There are three basic ways to test an investment strategy. Each has its own unique set of pros and cons, but only one is practical.
1. Out-Of-Sample Testing With Real Money
The best approach is to develop a strategy and then run it with real money out of sample for at least 3 to 5 years. Longer is even better. That’s the gold standard, but that takes time, and so there are obvious limitations. Be careful not to confuse this version of out-of-sample testing with its pseudo-out-of-sample cousin, which uses a portion of historical data to build a model and then tests it on the remaining unused “out of sample” historical numbers. Useful, but no substitute for the genuine article.
2. Paper Trading
The weakest alternative is to develop a strategy and paper trade to decide if it passes the smell test. Relatively easy and quick, but here too, there are clear challenges, namely, the transition from theory to empirical usually brings many surprises.

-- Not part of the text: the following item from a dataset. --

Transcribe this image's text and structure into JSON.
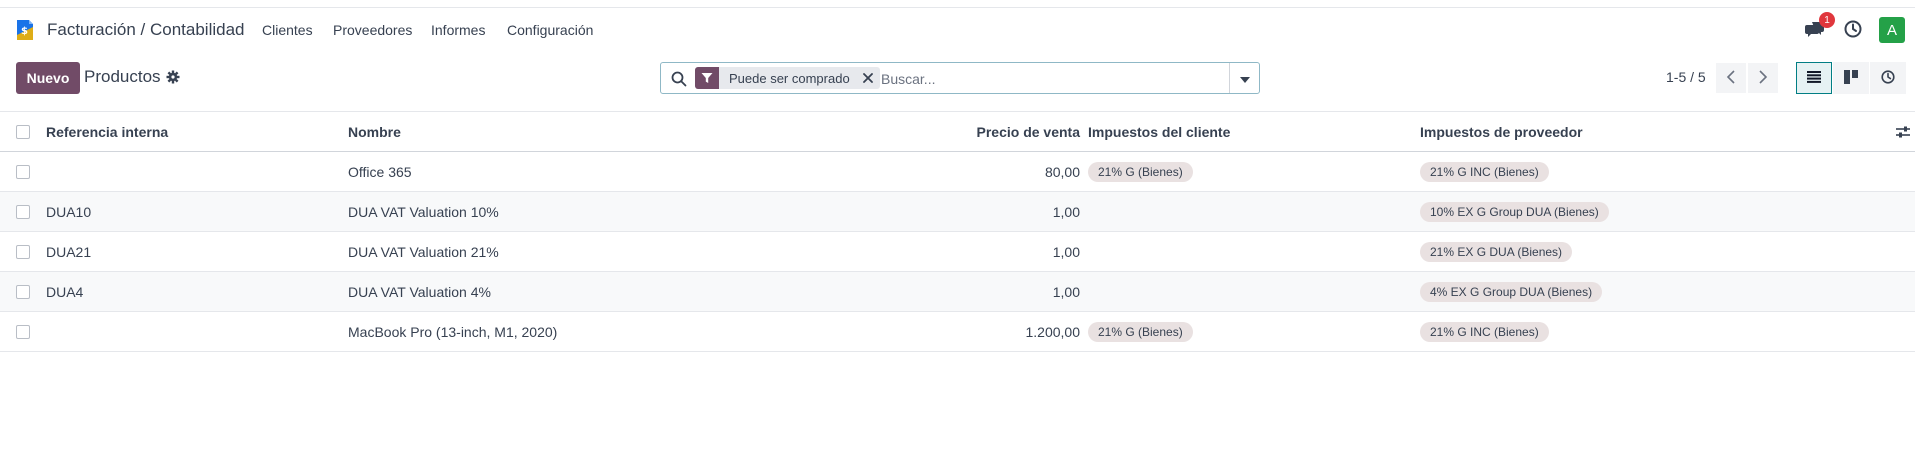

The best (or should we say the least worst) alternative is to backtest a strategy. The idea here is that you can have the best of both worlds: a rough approximation in the here and now of how a strategy would have fared if implemented at some point decades ago. Alas, this is no silver bullet either since no backtest can flawlessly tell you how a strategy will perform in the years ahead. But short of acquiring the powers to see into the future, it’s the best that mere mortals can do.
Indeed, the key advantage to historical backtesting: you don’t have to wait years to determine if a strategy is a winner or a dog. Another plus: you’re not totally reliant on theory for assessing how the future may unfold.

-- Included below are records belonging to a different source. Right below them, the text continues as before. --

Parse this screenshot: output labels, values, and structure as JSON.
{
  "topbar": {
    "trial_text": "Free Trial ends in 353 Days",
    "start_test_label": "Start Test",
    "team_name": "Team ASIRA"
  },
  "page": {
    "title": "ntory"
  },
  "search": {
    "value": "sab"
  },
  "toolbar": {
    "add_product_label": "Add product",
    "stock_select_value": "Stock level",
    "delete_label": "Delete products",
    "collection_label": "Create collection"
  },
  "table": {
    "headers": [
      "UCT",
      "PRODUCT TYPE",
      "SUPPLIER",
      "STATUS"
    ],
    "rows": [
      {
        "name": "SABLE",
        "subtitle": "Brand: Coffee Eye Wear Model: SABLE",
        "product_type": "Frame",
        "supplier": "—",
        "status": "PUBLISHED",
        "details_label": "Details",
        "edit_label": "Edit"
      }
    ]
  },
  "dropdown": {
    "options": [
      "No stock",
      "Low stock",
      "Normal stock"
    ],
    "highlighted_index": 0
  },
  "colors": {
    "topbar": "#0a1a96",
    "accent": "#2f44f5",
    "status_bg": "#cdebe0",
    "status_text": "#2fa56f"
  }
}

The critical issue, of course, is designing a backtest that comes close to replicating the real world through a historical lens. Easier said than done. A poorly designed backtest is usually worse than simply making guesstimates. That’s a crucial hazard since there are more ways to delude yourself with backtests than there are techniques for developing a robust test.
In fact, building a useful backtest is a delicate dance of art and science. Ideally, you’ll run many techniques, recognizing that developing useful backtest data and assessing it accurately and objectively is a bit like the tale of blind men trying to describe an elephant. Approximating the truth requires combining multiple descriptions and perspectives.

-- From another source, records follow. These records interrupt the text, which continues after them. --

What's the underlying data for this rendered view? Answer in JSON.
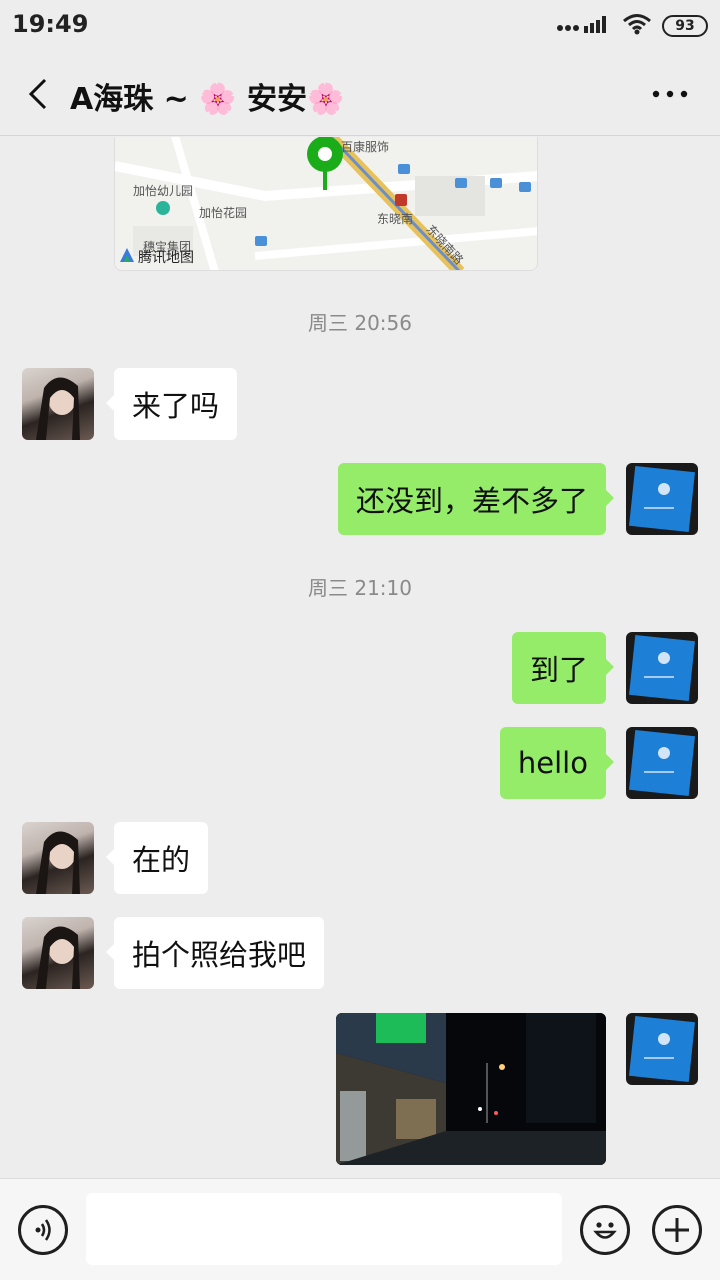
{
  "status_bar": {
    "time": "19:49",
    "battery": "93"
  },
  "header": {
    "title": "A海珠 ~ 🌸 安安🌸"
  },
  "map": {
    "labels": [
      "加怡幼儿园",
      "加怡花园",
      "东晓南",
      "东晓南路",
      "穗宝集团",
      "百康服饰"
    ],
    "provider": "腾讯地图"
  },
  "messages": [
    {
      "type": "timestamp",
      "text": "周三 20:56"
    },
    {
      "type": "text",
      "from": "them",
      "text": "来了吗"
    },
    {
      "type": "text",
      "from": "me",
      "text": "还没到，差不多了"
    },
    {
      "type": "timestamp",
      "text": "周三 21:10"
    },
    {
      "type": "text",
      "from": "me",
      "text": "到了"
    },
    {
      "type": "text",
      "from": "me",
      "text": "hello"
    },
    {
      "type": "text",
      "from": "them",
      "text": "在的"
    },
    {
      "type": "text",
      "from": "them",
      "text": "拍个照给我吧"
    },
    {
      "type": "image",
      "from": "me"
    }
  ],
  "input": {
    "value": "",
    "placeholder": ""
  },
  "icons": {
    "back": "back-arrow-icon",
    "more": "more-dots-icon",
    "voice": "voice-icon",
    "emoji": "emoji-icon",
    "plus": "plus-icon"
  },
  "colors": {
    "background": "#ededed",
    "bubble_out": "#95ec69",
    "bubble_in": "#ffffff",
    "map_pin": "#1aad19"
  }
}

In short, there are no silver bullets for building a solid backtest. Quite a bit of successfully building and evaluating historical simulations is avoiding rookie mistakes. One error I see a lot is using a single time window to do the heavy lifting.
For instance, backtesting a strategy that looks impressive over a 2000-2023 sample period may be misleading because it relies heavily on sidestepping much of the 2008-2009 financial crash. But it’s problematic if, after taking out that period or using a post-2009 start date, the strategy falls apart.
The Best Way to Backtest a Strategy
There are many ways to guard against this pitfall, including my favorite technique: assembling a backtest using rolling-forward start dates and then assessing all the time-window results for determining the strategy’s stability (or lack thereof) through time.
As an example, consider a simple 60%/40% stock/bond portfolio that’s rebalanced to the target weights at the end of each calendar year. We’ll use SPDR® (NYSE:) and iShares Core U.S. Aggregate Bond ETF (NYSE:). This toy example begins with a Jan. 1, 2016 start date and calculates the annualized return through Aug. 2, 2023, via daily numbers.
The analytics calculates the full period return using a Jan. 2, 2016 start date and then uses a Jan. 3 start date, and so on. The goal is to aggregate all the annualized returns for each time window and evaluate the distribution, as shown in the chart below.
The main takeaway: the performance is heavily skewed toward a moderately positive result. The interquartile range of returns is 3.6% to 6.8%, shown by the two blue lines, with a median of 6.2% (red line). Deciding if this is acceptable or not is a bigger question. The point, for now, is that we’re not relying on one time window, which may be deeply flawed for one reason or another.
If this was a robust rolling-forward backtest, we’d use a much earlier start date. We’d also run a batter of other analytics before making a final judgment. But as a first step for deciding whether it’s wise to go deeper or look elsewhere, this is a relatively painless, quick, and useful test. By contrast, a backtest that uses one start date may be faulty in the extreme.